Wie steht es um die Ohnmacht der EU im Kampf gegen Armut, Kinderarbeit, Analphabetismus, Obdachlosigkeit, Flüchtlinge, Rassismus, Korruption, Gier, globale Erwärmung, fehlende weltweite Impfungen gegen die Covid-Pandemie, wirtschaftliche Ungleichheit, Sklaverei, Hungersnöte und irreführende Verschwörungstheorien? Wie viel Seele steckt in der Politik, Einwanderer zurück ins Meer zu drängen?

Ist es so schwer zu verstehen, dass die Vertragsanarchie die Ursache für die Ohnmacht der Europäischen Union ist?

Die Realität ist, dass finanzielle und materielle Interessen den Sinn für Werte verdrängt haben. Und dass die Europäische Union nur eine Ansammlung von nationalen Interessen ist. Als politische Gemeinschaft ist sie seelenlos, hirnlos und machtlos. Sie ist lediglich eine technische, bürokratische, wirtschaftliche Union. 

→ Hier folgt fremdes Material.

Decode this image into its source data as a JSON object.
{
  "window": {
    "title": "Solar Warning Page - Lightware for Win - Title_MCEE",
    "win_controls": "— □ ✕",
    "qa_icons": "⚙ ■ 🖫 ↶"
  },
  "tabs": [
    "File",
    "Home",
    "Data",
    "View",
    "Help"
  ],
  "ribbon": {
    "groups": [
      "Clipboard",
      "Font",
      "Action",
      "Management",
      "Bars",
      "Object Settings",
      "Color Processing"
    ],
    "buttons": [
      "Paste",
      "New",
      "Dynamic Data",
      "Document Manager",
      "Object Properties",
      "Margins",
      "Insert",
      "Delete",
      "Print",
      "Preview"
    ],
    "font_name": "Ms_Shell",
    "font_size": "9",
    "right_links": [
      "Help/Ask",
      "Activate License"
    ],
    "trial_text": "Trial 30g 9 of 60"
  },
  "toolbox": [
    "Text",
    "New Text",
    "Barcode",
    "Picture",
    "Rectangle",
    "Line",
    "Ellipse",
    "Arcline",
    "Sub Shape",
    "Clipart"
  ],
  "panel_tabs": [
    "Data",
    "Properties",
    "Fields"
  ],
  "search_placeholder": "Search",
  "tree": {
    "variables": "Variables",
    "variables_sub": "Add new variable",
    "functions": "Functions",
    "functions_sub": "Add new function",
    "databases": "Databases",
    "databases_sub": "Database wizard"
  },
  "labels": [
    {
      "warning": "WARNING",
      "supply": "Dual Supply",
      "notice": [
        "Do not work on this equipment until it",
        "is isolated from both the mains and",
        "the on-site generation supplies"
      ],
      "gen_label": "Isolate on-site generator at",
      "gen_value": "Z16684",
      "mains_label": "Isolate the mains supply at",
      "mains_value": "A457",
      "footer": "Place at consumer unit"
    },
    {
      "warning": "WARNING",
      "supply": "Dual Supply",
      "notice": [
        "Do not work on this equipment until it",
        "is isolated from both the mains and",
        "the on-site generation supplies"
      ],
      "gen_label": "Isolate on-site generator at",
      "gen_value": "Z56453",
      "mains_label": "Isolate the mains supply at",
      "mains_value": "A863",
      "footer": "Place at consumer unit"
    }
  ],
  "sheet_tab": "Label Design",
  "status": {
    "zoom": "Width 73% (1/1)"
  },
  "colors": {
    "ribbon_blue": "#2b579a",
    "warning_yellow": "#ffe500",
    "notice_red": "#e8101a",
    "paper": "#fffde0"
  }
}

Es fehlt nicht nur eine gültige verfassungsrechtliche Grundlage, um Entscheidungen zu treffen, die für alle verbindlich sind, sondern auch ein Fundament an moralischen Werten wie der Verbindung von Hoffnung und Glück, Gerechtigkeit und Solidarität. 

Die Europäische Union hat keine politisch-philosophische Grundlage für Werte wie Gerechtigkeit, Freiheit, Kunst und Kultur, die für eine humane Staatsbürgerschaft eine notwendige Inspirationsquelle darstellen. Eine solche Grundlage kann nur in einer Verfassung zum Ausdruck kommen, und genau daran mangelt es der Europäischen Union.

Albert Einstein sagte einmal: "Diejenigen, die Probleme verursachen, sind nicht diejenigen, die sie lösen können". Das disqualifiziert die EU-Führer als Problemlöser. Es müssen andere aufstehen, besondere Menschen, die - mit einer Abneigung gegen Verwaltungsoligarchie und einer Liebe zur Vertretung der Menschen in einem demokratischen Bundesstaat - denken, lesen, studieren und ihr Wissen nutzen, um Europa die Seele zu geben, nach der es sich seit 200 Jahren sehnt. Die Seele einer föderalen Verfassung. 

Wir gehen nicht mit Fahnen auf die Straße, wir errichten keine Barrikaden, wir stürmen keine Regierungsgebäude. Angewandte Wissenschaft und moralische Verantwortung sind die Grundlage des Bürgerkonvents der Föderalen Allianz Europäischer Föderalisten. 

Unser Konvent wird einen Entwurf für eine Bundesverfassung ausarbeiten und das Ergebnis dem Volk zur Ratifizierung vorlegen, so wie es der Philadelphia-Konvent getan hat. Als rechtliche Grundlage eines föderalen Staatssystems, das als Baustein für eine Weltföderation auf der Grundlage der Erdverfassung dient, die das auf Verträgen basierende System der Vereinten Nationen ablösen soll. 

Wenn die Mitglieder des Bürgerkonvents - als Gründungsväter der Bundesverfassung - in zehn Jahren auf ein föderales Europa zurückblicken, werden sie nicht verstehen, wie es jemals eine vertragsgestützte Europäische Union geben konnte.

Die Prüfung der Präambel kann nun beginnen. Änderungsanträge zu diesem Teil der Verfassung sollten innerhalb von zwei Wochen über citizensconvention@faef.eu eingereicht werden. Das Verfahren des Konvents kann auf der Website im Diskussionsforum (www.faef.eu) nachgelesen werden. 

Nun, im Namen des Vorstandes der Föderalen Allianz Europäischer Föderalisten erkläre ich den Bürgerkonvent für eröffnet.